Bryan Cantrill has a message for anyone measuring AI coding productivity by lines shipped: you're doing it wrong. In a new essay, the Oxide CTO argues that LLMs lack what Larry Wall called the programmer's greatest virtue, laziness. The real kind, where you build clean abstractions because you can't stand wasting your own future time. The piece takes direct aim at Y Combinator president Garry Tan, who boasted about generating 37,000 lines of code per day with LLMs. For context, all of DTrace is roughly 60,000 lines.
Polish engineer Gregorein tore apart Tan's project. A single load contained multiple test harnesses, a Hello World Rails app, a stray text editor, and eight logo variants. One logo had zero bytes. This is what happens when the machine never asks whether code should exist.

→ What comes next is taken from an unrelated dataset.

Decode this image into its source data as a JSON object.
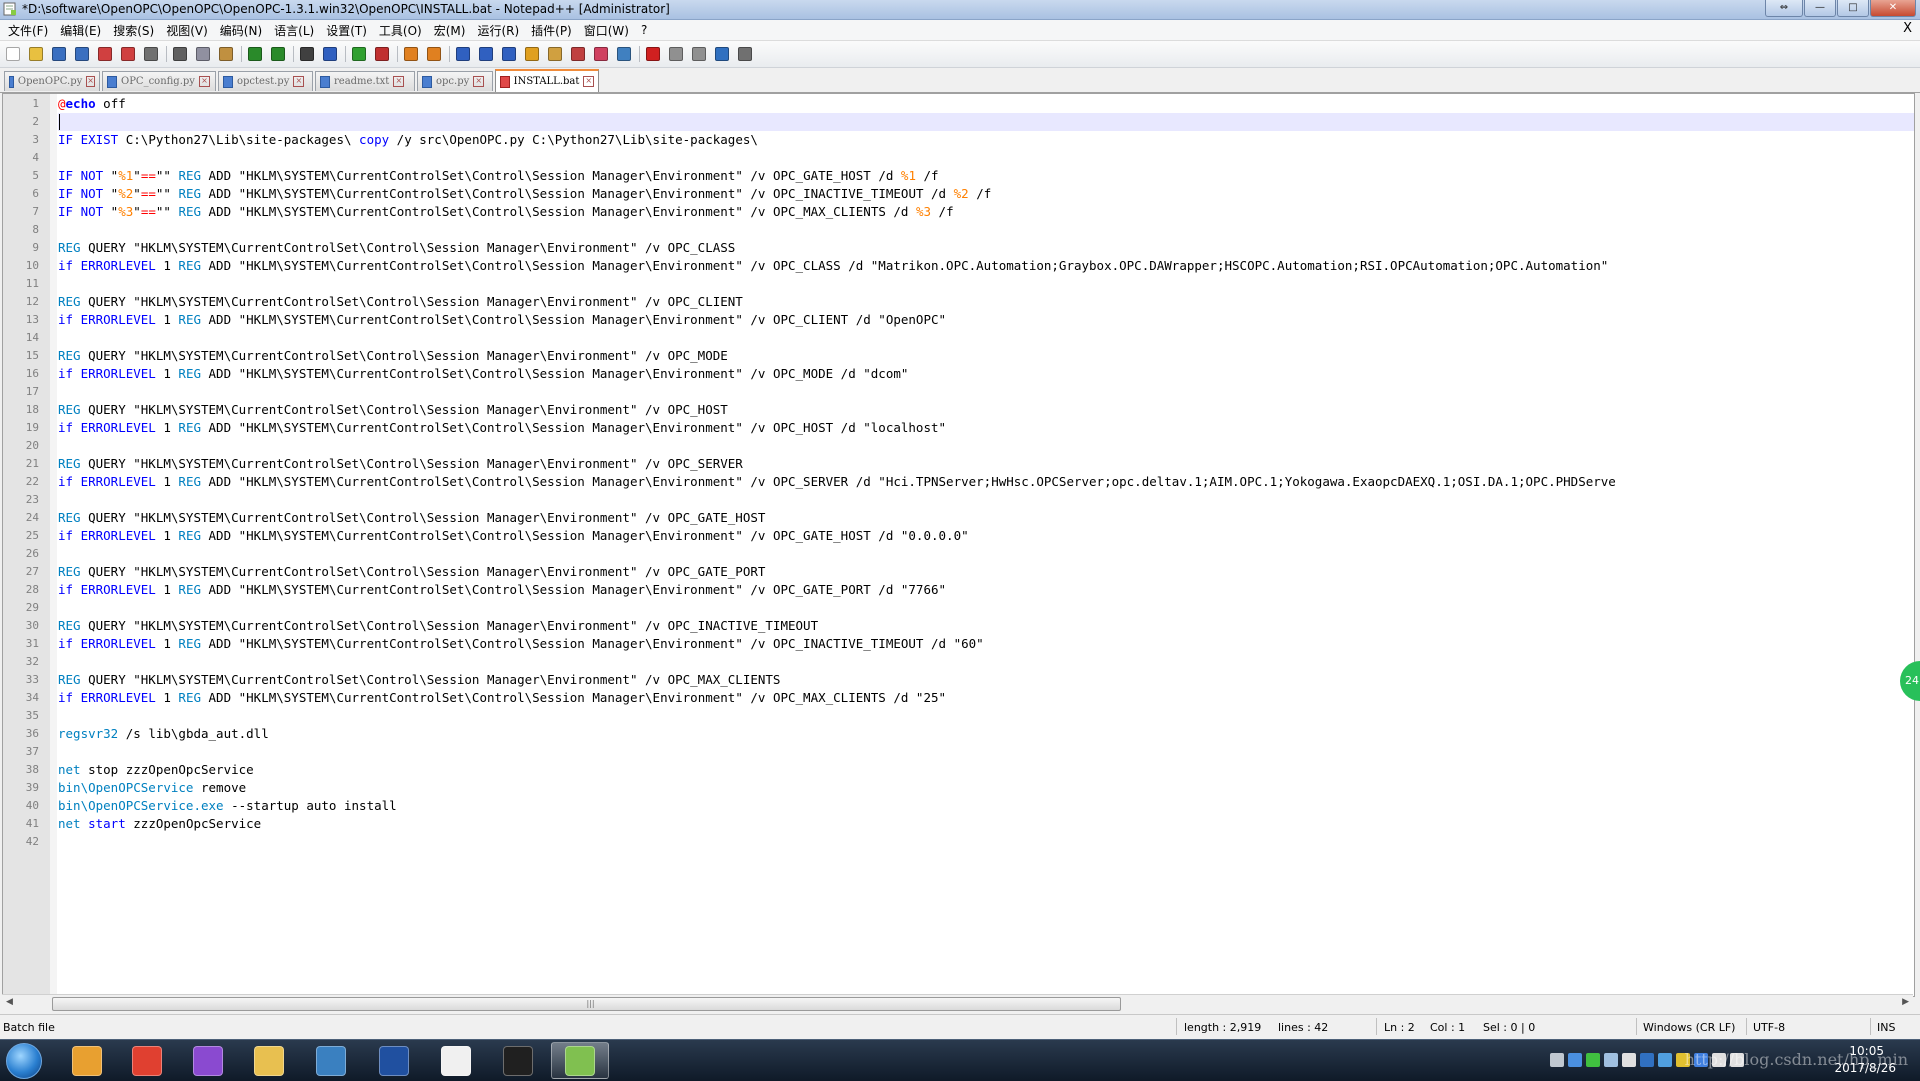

Cantrill's point goes beyond bad code. He's saying the constraint of finite human time is what forces good engineering. When you'll have to maintain what you write, you think harder about writing it. LLMs operate without that constraint, which makes them dangerous when wielded by people who mistake volume for progress. The "brogrammer" mentality of crushing code becomes self-reinforcing when nothing pushes back.
Think about what good laziness actually looks like. It's writing a function once instead of copying the same logic ten times. It's building an interface that hides messy internals so the next person doesn't have to think about them. Sometimes it's choosing not to write code at all because the problem doesn't require it. That's the discipline LLMs can't practice because they never pay the maintenance tax.
At Oxide, Cantrill has banned AI-generated code from core infrastructure including their Helios operating system. The company's published guidelines treat LLMs as tools for tackling technical debt and reinforcing engineering rigor, always in service of human goals. The takeaway: LLMs help build better systems only when you're the one deciding what "better" means.